Yuui and Sakura are in the shuttle. He sets off in the other direction, clad in a sleeveless shirt and thin shorts, no feet, no clothes, no shocks. the ship shakes as she takes another blow; captain is roaring threats and speakers are faithfully relaying them from every corner - "Don't cross me, you motherfucking slag-scrappers, don't you cross me if you value your lives!"
it's snowing in hong kong and raining on tokyo, and his eyes hurt. now, today, fai climbed the hatch to the bridge without difficulty. he was where he was supposed to be. he had a job to do.
It was a bad idea to cry in a space suit. That lesson every spacer kid learned, whether from the lectures in the safety training classes or (more definitively) from painful experience out in the field. Everyone learned, sooner or later, the three big nevers once the helmet was down and sealed: never throw up, never cry, and for the love of god don't sneeze.

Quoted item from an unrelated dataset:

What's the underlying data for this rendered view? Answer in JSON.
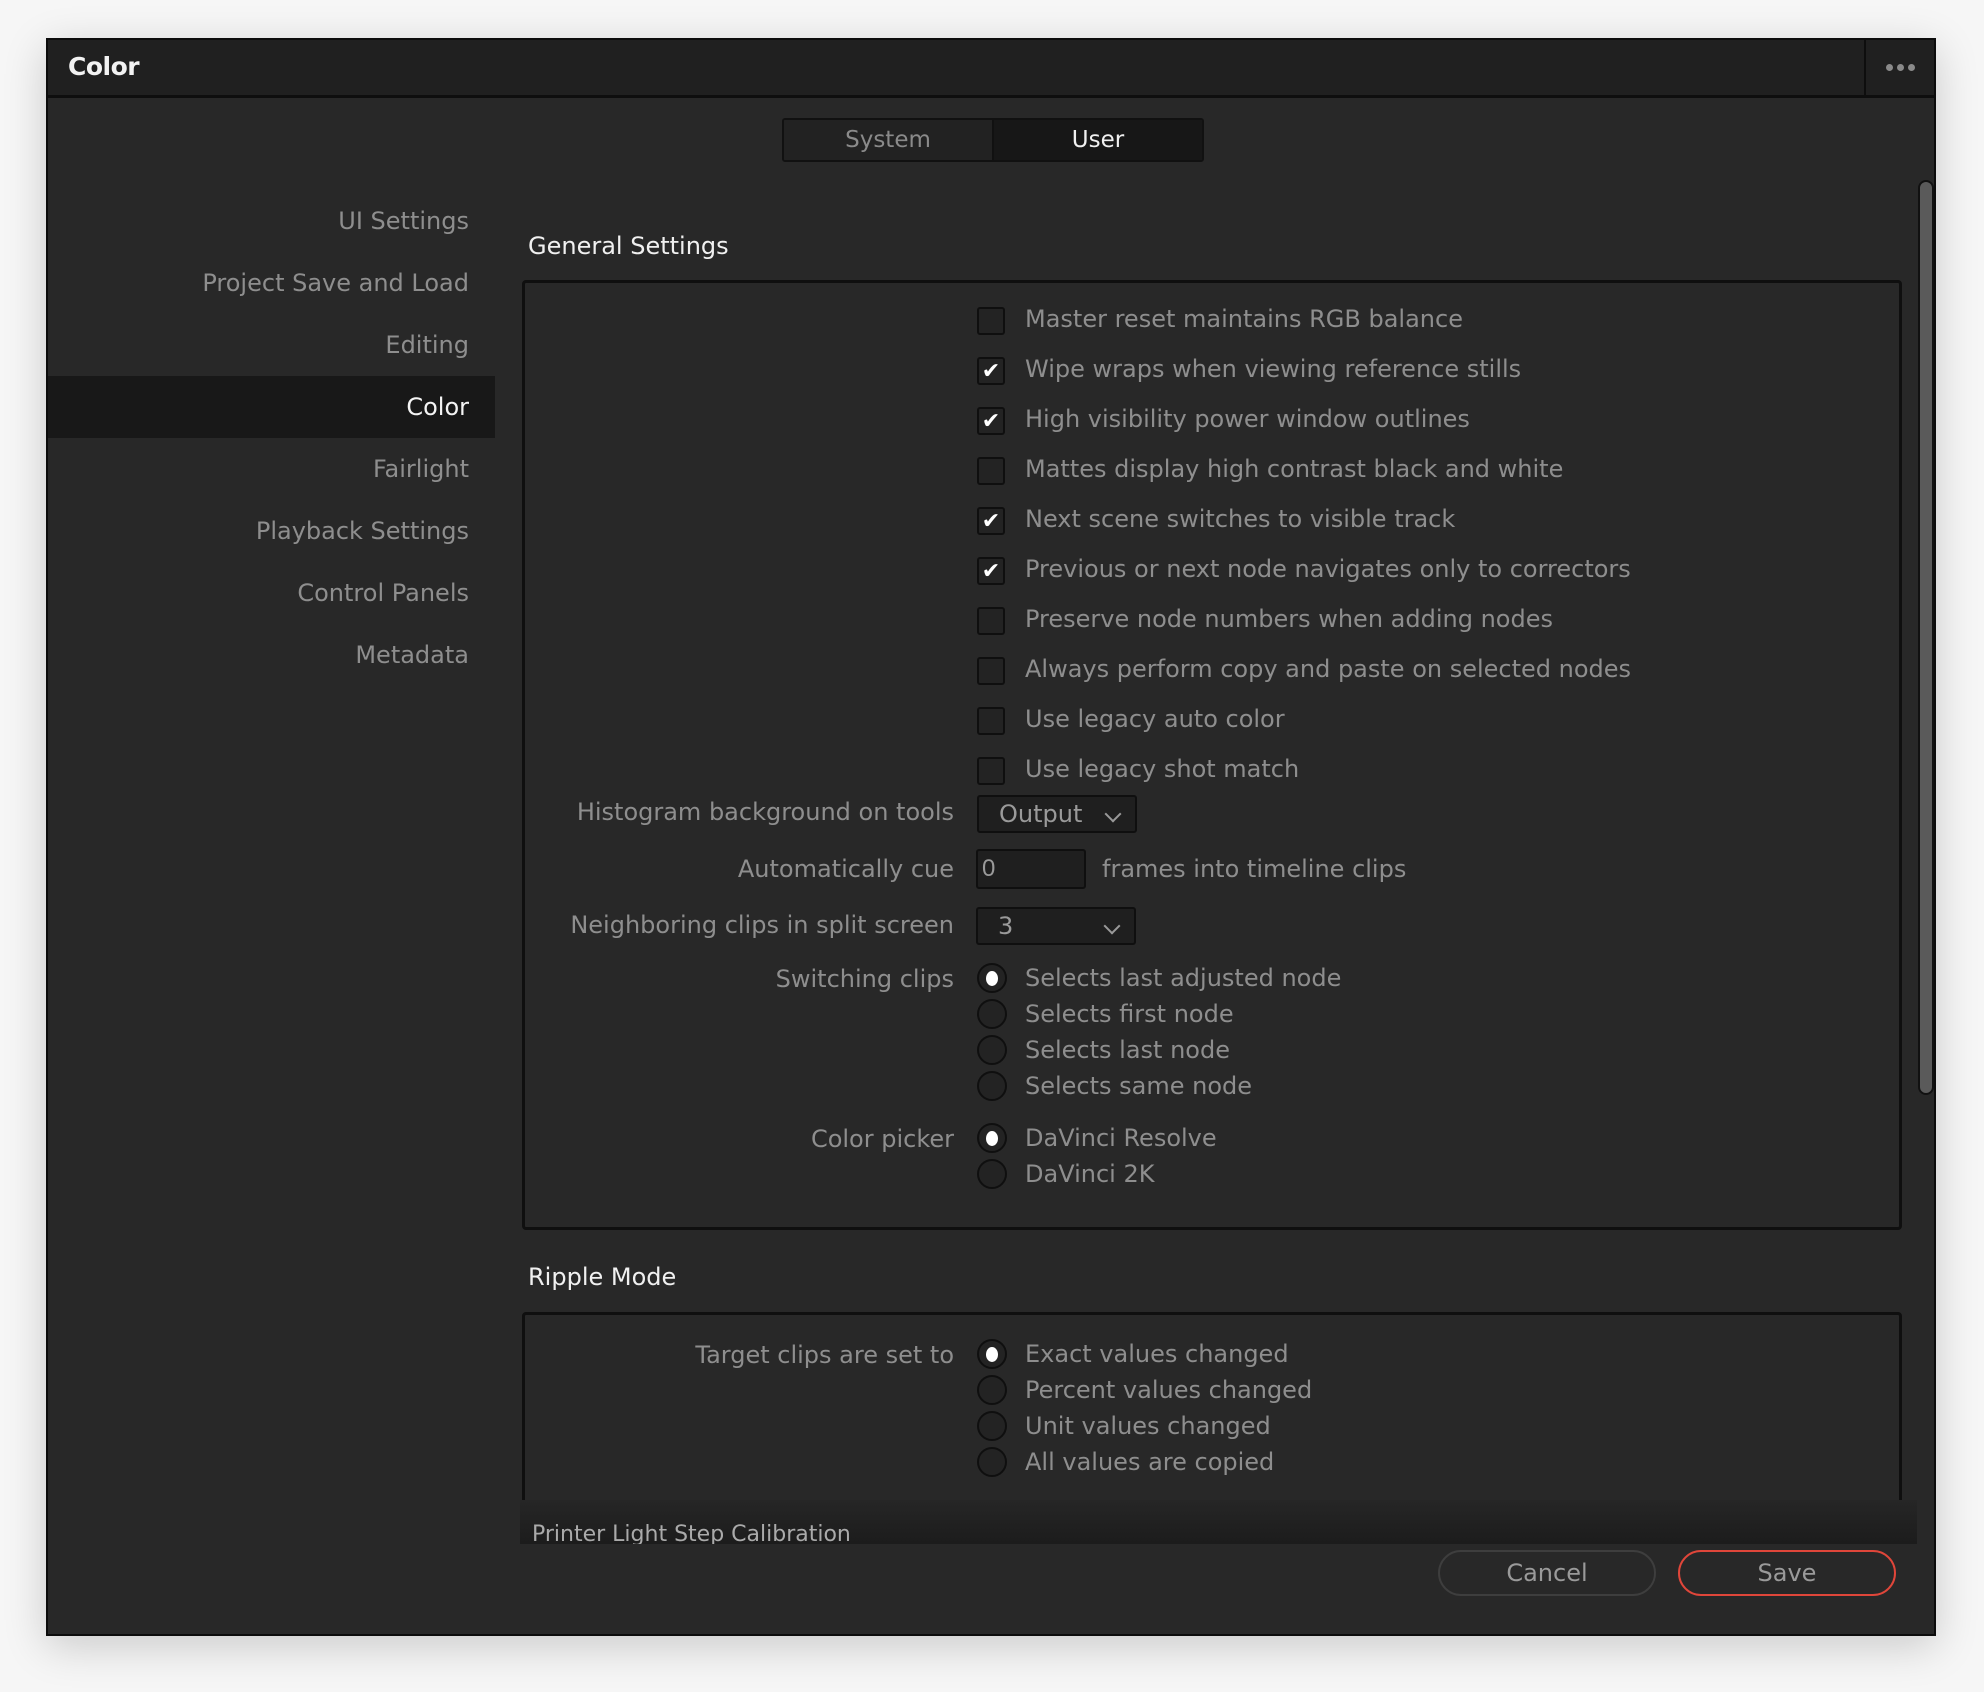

She knew that, but she couldn't help it now, strapped into the pilot seat of the Mokona's shuttle as tears poured steadily down her face. If only she could have reached up and opened the visor of her suit she could at least have wiped her eyes... but that was a stupid thing to do when navigating small craft in the middle of a battlefield, and she knew it too well.
Syaoran's suit was still out of sight, nothing more than a distant speck against the unwavering stars and a set of telemetry readouts on Mokona's computer. His audio channel was still open, the only link left between them, and she could hear the terrified, gasping sobs he made with every breath; they tore answering sobs from her own chest, even as she pleaded with him not to be afraid.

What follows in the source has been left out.